Transformation Override
Configure the transformation override to override the mass transformations applied to all source tables in the mass ingestion specification. When you configure the override, you can configure parameters to apply to specific tables that you ingest from the source database.
Before you configure the transformation override, configure mass transformations to apply parameters to all source tables. Then, navigate to each table and edit the applied parameter. Or, clear the mass transformations and set specific parameters for each table.
When you configure parameters for a table, you cannot configure different parameters for different columns in the table. Additionally, if you configure parameters for a column that does not exist in the table, the table fails to be ingested.
You configure different parameters depending on whether you ingest data to a Hive or HDFS target.
Transformation Override for Hive Targets
When you configure a transformation override for a Hive target, you can edit the mass transformations that are applied to specific source tables when they are ingested to the Hive target. You can additionally edit the Hive target table properties for each source table that you ingest.
The following image shows the transformation override that you can configure for a Hive target:
You can edit the following properties for each target table:
- •Filter By. Filter the columns in the source tables.
- •Drop Columns. Drop columns from the source tables.
- •Replace Columns. Replace values in the source table columns.
- •Trim. Trim spaces from the beginning and end of values in source table columns.
- •Convert to Uppercase.
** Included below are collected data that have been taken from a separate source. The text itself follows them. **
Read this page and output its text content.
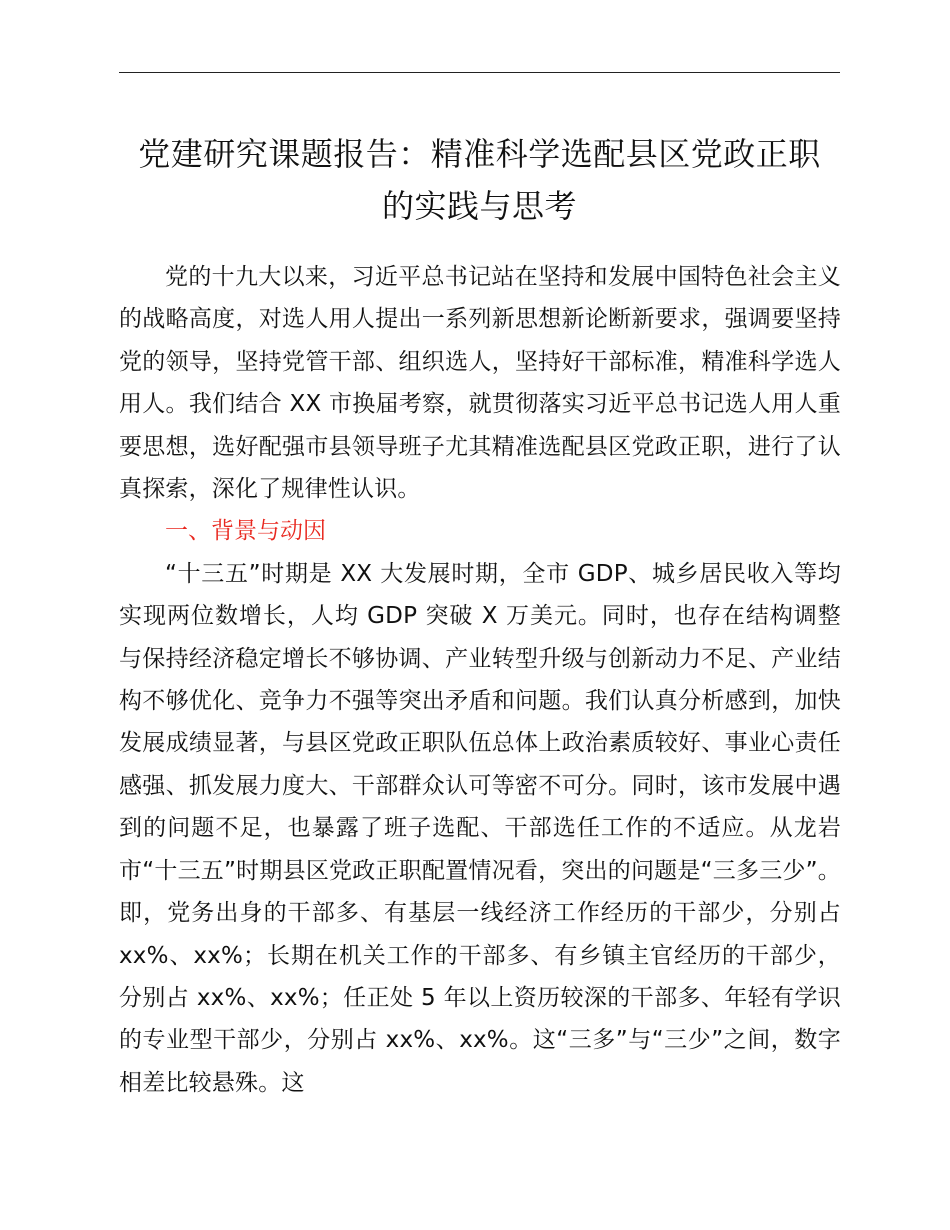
党建研究课题报告：精准科学选配县区党政正职
的实践与思考

党的十九大以来，习近平总书记站在坚持和发展中国特色社会主义的战略高度，对选人用人提出一系列新思想新论断新要求，强调要坚持党的领导，坚持党管干部、组织选人，坚持好干部标准，精准科学选人用人。我们结合 XX 市换届考察，就贯彻落实习近平总书记选人用人重要思想，选好配强市县领导班子尤其精准选配县区党政正职，进行了认真探索，深化了规律性认识。

一、背景与动因

“十三五”时期是 XX 大发展时期，全市 GDP、城乡居民收入等均实现两位数增长，人均 GDP 突破 X 万美元。同时，也存在结构调整与保持经济稳定增长不够协调、产业转型升级与创新动力不足、产业结构不够优化、竞争力不强等突出矛盾和问题。我们认真分析感到，加快发展成绩显著，与县区党政正职队伍总体上政治素质较好、事业心责任感强、抓发展力度大、干部群众认可等密不可分。同时，该市发展中遇到的问题不足，也暴露了班子选配、干部选任工作的不适应。从龙岩市“十三五”时期县区党政正职配置情况看，突出的问题是“三多三少”。即，党务出身的干部多、有基层一线经济工作经历的干部少，分别占 xx%、xx%；长期在机关工作的干部多、有乡镇主官经历的干部少，分别占 xx%、xx%；任正处 5 年以上资历较深的干部多、年轻有学识的专业型干部少，分别占 xx%、xx%。这“三多”与“三少”之间，数字相差比较悬殊。这
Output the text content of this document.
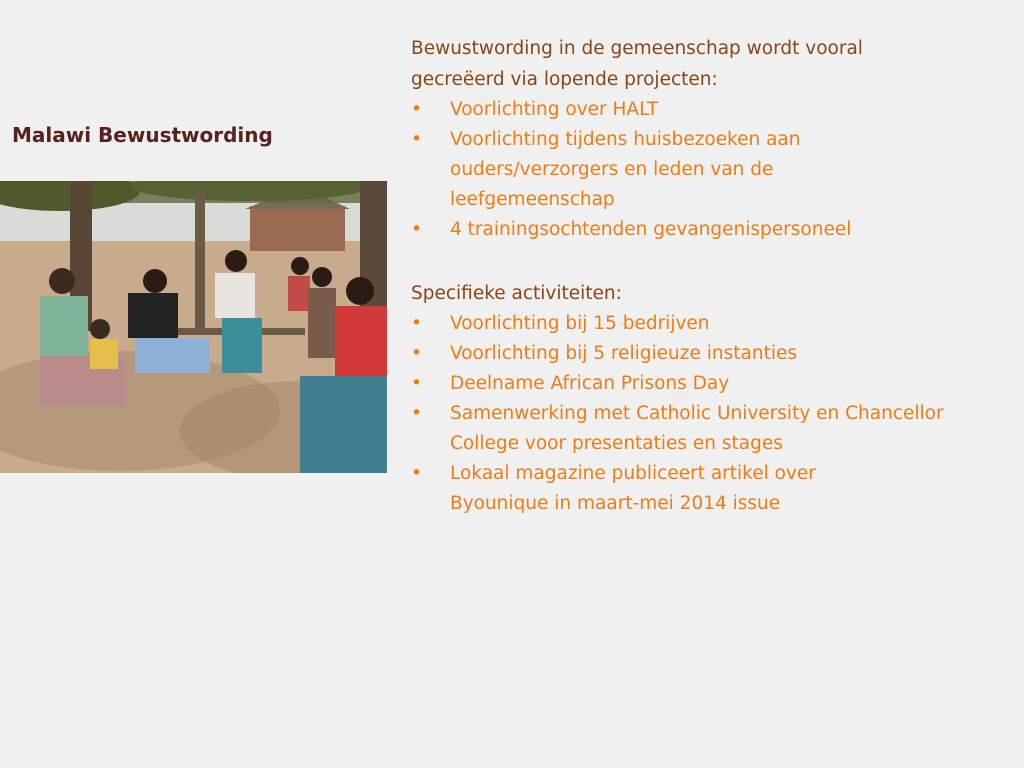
Malawi Bewustwording

Bewustwording in de gemeenschap wordt vooral

gecreëerd via lopende projecten:

• Voorlichting over HALT
• Voorlichting tijdens huisbezoeken aan ouders/verzorgers en leden van de leefgemeenschap
• 4 trainingsochtenden gevangenispersoneel

Specifieke activiteiten:

• Voorlichting bij 15 bedrijven
• Voorlichting bij 5 religieuze instanties
• Deelname African Prisons Day
• Samenwerking met Catholic University en Chancellor College voor presentaties en stages
• Lokaal magazine publiceert artikel over Byounique in maart-mei 2014 issue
Convert values in source table columns to uppercase.
- •Convert to Lowercase. Convert values in source table columns to lowercase.
- •Hive. Edit the Hive properties for the target table.
The following image shows the dialog box that appears when you edit the properties for the Hive target table:
The following table describes the Hive target table properties:
Property | Description |
---|
Hive Options | Select this option to configure the Hive target location. |
DDL Query | Select this option to configure a custom DDL query that defines how data from the source tables is loaded to the target tables. |
Storage Format | Required. The storage format of the target tables. You can select Text, Avro, Parquet, or ORC. Default is Text. |
External Location | The external location of the Hive target. Enter an external location to specify a location other than the default Hive warehouse directory. A sub-directory is created under the specified external location for each source that is ingested. For example, you can enter /temp. A source table named PRODUCT is ingested to the external location /temp/PRODUCT/ |
Partition Key | The partition key for the target Hive table. |
Clustered By | The cluster key for the target Hive table. |
Number of buckets | Required if you specify a cluster key. The number of buckets to divide the target Hive table. |
The following image shows the dialog box that appears when you edit the DDL query in the properties for the Hive target table:
To edit the DDL query, you can use SQL statements and the following placeholders:
- INFA_TABLE_NAME
- Fetches the target table name at run time.
- INFA_COLUMN_LIST
- Fetches a list of columns in the target table at run time.
Transformation Override for HDFS Targets
When you configure a transformation override for an HDFS target, you can edit the mass transformations that are applied to specific source tables when they are ingested to the HDFS target.
The following image shows the transformation override that you can configure for an HDFS target:
You can edit the following properties for each target table:
- •Filter By. Filter the columns in the source tables.
- •Drop Columns. Drop columns from the source tables.
- •Replace Columns. Replace values in the source table columns.
- •Trim. Trim spaces from the beginning and end of values in source table columns.
- •Convert to Uppercase. Convert values in source table columns to uppercase.
- •Convert to Lowercase. Convert values in source table columns to lowercase.